Heath correctly contends that he had a right to appeal the favorable judgment, and that interest on the judgment was not abated by the appeal. Henley v. Mabry, 125 Ga. App. 293 (187 SE2d 309) (1972). He also correctly asserts that acceptance of full payment on the judgment would constitute a waiver of his right to have it reviewed on appeal. J & F Car Care Service v. Russell Corp., 166 Ga. App. 888 (305 SE2d 504) (1983). Based on these principles, Heath concludes that Schwartz failed to make an unconditional tender in that acceptance of the money was conditioned on a waiver of his right to appellate review of the judgment. The only legal conditions which may be attached to a valid tender are either a receipt for full payment or a surrender of the obligation. Heath v. Miller, 205 Ga. 699, 701 (54 SE2d 432) (1949). We find no improper condition attached to the tender at issue. The tender was made in an amount calculated to fully satisfy the judgment, and did not lose its status as an unconditional tender simply because as a legal consequence of acceptance Heath would have no longer been entitled to appeal the judgment. Compare Adcock v. Sutton, 224 Ga. 505, 507-508 (162 SE2d 732) (1968) (tender made as "full payment," but for an amount less than the debt, attached an improper condition and failed as an unconditional tender).

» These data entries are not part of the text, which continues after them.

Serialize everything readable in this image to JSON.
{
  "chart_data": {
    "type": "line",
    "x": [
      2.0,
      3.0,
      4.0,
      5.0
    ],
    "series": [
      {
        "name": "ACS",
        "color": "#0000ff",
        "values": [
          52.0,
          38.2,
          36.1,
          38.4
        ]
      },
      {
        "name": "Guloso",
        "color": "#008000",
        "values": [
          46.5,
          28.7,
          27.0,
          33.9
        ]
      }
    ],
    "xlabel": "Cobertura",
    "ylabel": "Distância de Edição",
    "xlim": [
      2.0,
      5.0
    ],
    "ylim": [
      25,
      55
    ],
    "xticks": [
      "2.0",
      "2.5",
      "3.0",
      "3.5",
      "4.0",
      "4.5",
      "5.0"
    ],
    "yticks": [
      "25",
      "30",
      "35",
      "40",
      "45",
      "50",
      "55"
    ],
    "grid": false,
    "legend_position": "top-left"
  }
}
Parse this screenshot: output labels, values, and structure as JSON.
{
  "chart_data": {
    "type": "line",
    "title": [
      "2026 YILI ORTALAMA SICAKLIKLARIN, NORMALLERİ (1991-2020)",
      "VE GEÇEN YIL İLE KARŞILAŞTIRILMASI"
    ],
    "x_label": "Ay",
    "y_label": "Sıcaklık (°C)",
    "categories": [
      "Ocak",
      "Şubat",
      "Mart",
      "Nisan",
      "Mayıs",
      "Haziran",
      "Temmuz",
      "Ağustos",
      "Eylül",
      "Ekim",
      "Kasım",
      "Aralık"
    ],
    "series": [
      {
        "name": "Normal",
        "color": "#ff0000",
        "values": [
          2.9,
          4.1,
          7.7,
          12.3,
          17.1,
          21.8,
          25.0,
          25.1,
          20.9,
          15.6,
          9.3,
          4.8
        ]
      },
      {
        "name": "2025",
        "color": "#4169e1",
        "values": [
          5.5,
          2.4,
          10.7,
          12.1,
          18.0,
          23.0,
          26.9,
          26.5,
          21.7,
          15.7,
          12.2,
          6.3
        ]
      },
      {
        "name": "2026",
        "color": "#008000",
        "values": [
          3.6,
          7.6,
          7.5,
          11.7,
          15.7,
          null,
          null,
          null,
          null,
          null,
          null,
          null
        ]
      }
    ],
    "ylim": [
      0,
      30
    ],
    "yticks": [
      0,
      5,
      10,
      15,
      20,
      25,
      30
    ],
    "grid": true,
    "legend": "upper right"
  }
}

We find no merit in the asserted error, nor does the record otherwise demonstrate that the trial judge erred by determining that there was a valid tender which abated the accrual of interest.
Jones, Cork & Miller, Rufus D. Sams III, Thomas W. Joyce, for appellees.
1  Although not the exclusive means of making a valid tender, payment of funds into the registry of the court in the full amount of the debt has been found to constitute a valid tender within the meaning of OCGA 13-4-24. Bank of Early L. Broun, 156 Ga. App. 445 (274 SE2d 802) (1980). Compare OCGA 9-11-67.
Reynolds & McArthur, Charles M. Cork III, for appellant.